After the rain

I haven’t posted on here in a while.  Not because I haven’t had anything to say, but because I haven’t known how to say it.

The last while I haven’t been myself. Or more to the point, I haven’t been how I see myself. And that in itself upset me.

For the last while I’ve been suffering from anxiety. Horrific anxiety.

The anxiety has woven it’s way into my life. It’s icy tentacles have snuck up on me. All of a sudden they have appeared, and snaked into my daily being. Stealthily, sneakily. Knowing that if they had been bold and sauntered in confidently I would not have let them pass. But because they have slowly, insidiously made their way in, I have allowed them to travel into my very being, into my core.

And I hate that. I hate the very fact I let them in. That I allowed them into my soul.

Because once they are in, they are a bugger to get out.

So for a few weeks, it was horrid. It was as if someone else was inside me, taking over my outlook. Changing it from sunshine to black. Making everything negative, and taking the very nucleus of who I am and turning it into someone I didn’t recognise. That every thought was a hostage, each and every thought was taken over by something out of my control. And twisted into something I didn’t recognise, something that wasn’t me.

Because I’m not like that. I see the positive in everything. I see the sunshine where others see rain. I see the rainbow before it even appears to anyone else. My entire ethos of being is one of positivity and light.

But that disappeared.  And I thought it was gone forever.

And I didn’t know what to do.

I’m the person others rely on to get them out of the hole. To turn them around when they’re feeling shit. So what should I do when I suddenly find myself down that hole too? In the blackness and feeling that icy grip of anxiety around my heart and the loss of confidence that goes alongside it?  All the while hiding the anxiety from everyone around me. Looking at me, talking to me, no one would have known.

It took me a while to realise, it took a good while. I admit, at first, I thought the blackness had won. That I had to lie down and take it. But then I asked myself what I would tell someone else to do in this situation?  What would I say to a friend in this position? I would tell them to take stock, to look around and see all that they are grateful for, to understand that this feeling is not them. That this feeling is temporary. That this shall pass.

And it did.

I admit, I called upon every skill and trick I have learned over the years. I meditated. I breathed. I did self hypnosis. I took walks. I went to the water. I stood barefoot in the grass. I ate clean. I trained hard. I did yoga!

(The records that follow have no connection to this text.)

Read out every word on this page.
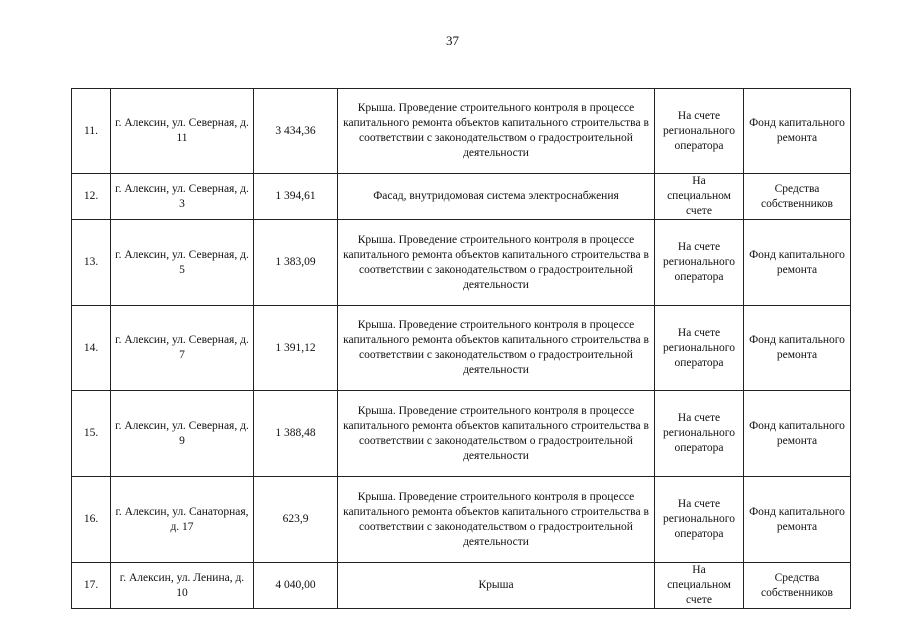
37
11.	г. Алексин, ул. Северная, д. 11	3 434,36	Крыша. Проведение строительного контроля в процессе капитального ремонта объектов капитального строительства в соответствии с законодательством о градостроительной деятельности	На счете регионального оператора	Фонд капитального ремонта
12.	г. Алексин, ул. Северная, д. 3	1 394,61	Фасад, внутридомовая система электроснабжения	На специальном счете	Средства собственников
13.	г. Алексин, ул. Северная, д. 5	1 383,09	Крыша. Проведение строительного контроля в процессе капитального ремонта объектов капитального строительства в соответствии с законодательством о градостроительной деятельности	На счете регионального оператора	Фонд капитального ремонта
14.	г. Алексин, ул. Северная, д. 7	1 391,12	Крыша. Проведение строительного контроля в процессе капитального ремонта объектов капитального строительства в соответствии с законодательством о градостроительной деятельности	На счете регионального оператора	Фонд капитального ремонта
15.	г. Алексин, ул. Северная, д. 9	1 388,48	Крыша. Проведение строительного контроля в процессе капитального ремонта объектов капитального строительства в соответствии с законодательством о градостроительной деятельности	На счете регионального оператора	Фонд капитального ремонта
16.	г. Алексин, ул. Санаторная, д. 17	623,9	Крыша. Проведение строительного контроля в процессе капитального ремонта объектов капитального строительства в соответствии с законодательством о градостроительной деятельности	На счете регионального оператора	Фонд капитального ремонта
17.	г. Алексин, ул. Ленина, д. 10	4 040,00	Крыша	На специальном счете	Средства собственников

I made a conscious effort to take one step at a time, to get through the hour, two hours, the afternoon, the day. Bit by bit, minute by minute, putting one foot in front of the other.

And I did. 

I got through it. Some days were hard, horrible. I would have a couple of hours feeling great, then all of a sudden, the anxiety would strike without warning. I would be going about my day, feeling fine and then all of a sudden that icy feeling would begin to snake around my belly, climbing to my heart, clutching it in it’s icy embrace and finally making it’s way into my head – filling it with unhelpful thoughts and feelings. It was the incessant negative chatter in my head that was the worst.

For a few days it got worse and worse, building, until finally it reached a crescendo. The noise inside my head became deafening and almost without respite.

Then suddenly, almost as soon as it had begun, it began to dissipate.

The yoga helped. The breathing helped. The getting close to nature helped. The standing ankle deep in the cold water of the loch helped.

I can’t say which out of all the things I tried helped the most. Or if it was all of the things I did. But eventually, the anxiety began to leave.

Slowly, gradually. Not fast enough for me (I’m not the most patient!). But much to my delight, the anxiety began to disappear.

And I became me again.

So why am I telling you this?

Because sometimes being a warrior isn’t about how hard you fight. Or how bloody the battle. It’s about making it out the other side. It’s about putting one foot in front of the other and being bloody minded and fighting through until you find your own way out. And it may take a while, it might take you longer than others, and you may go all around the houses to find the way out. But you will make it out, to taste the sweetness on the other side.

And after the rain, the flowers always smell so sweet.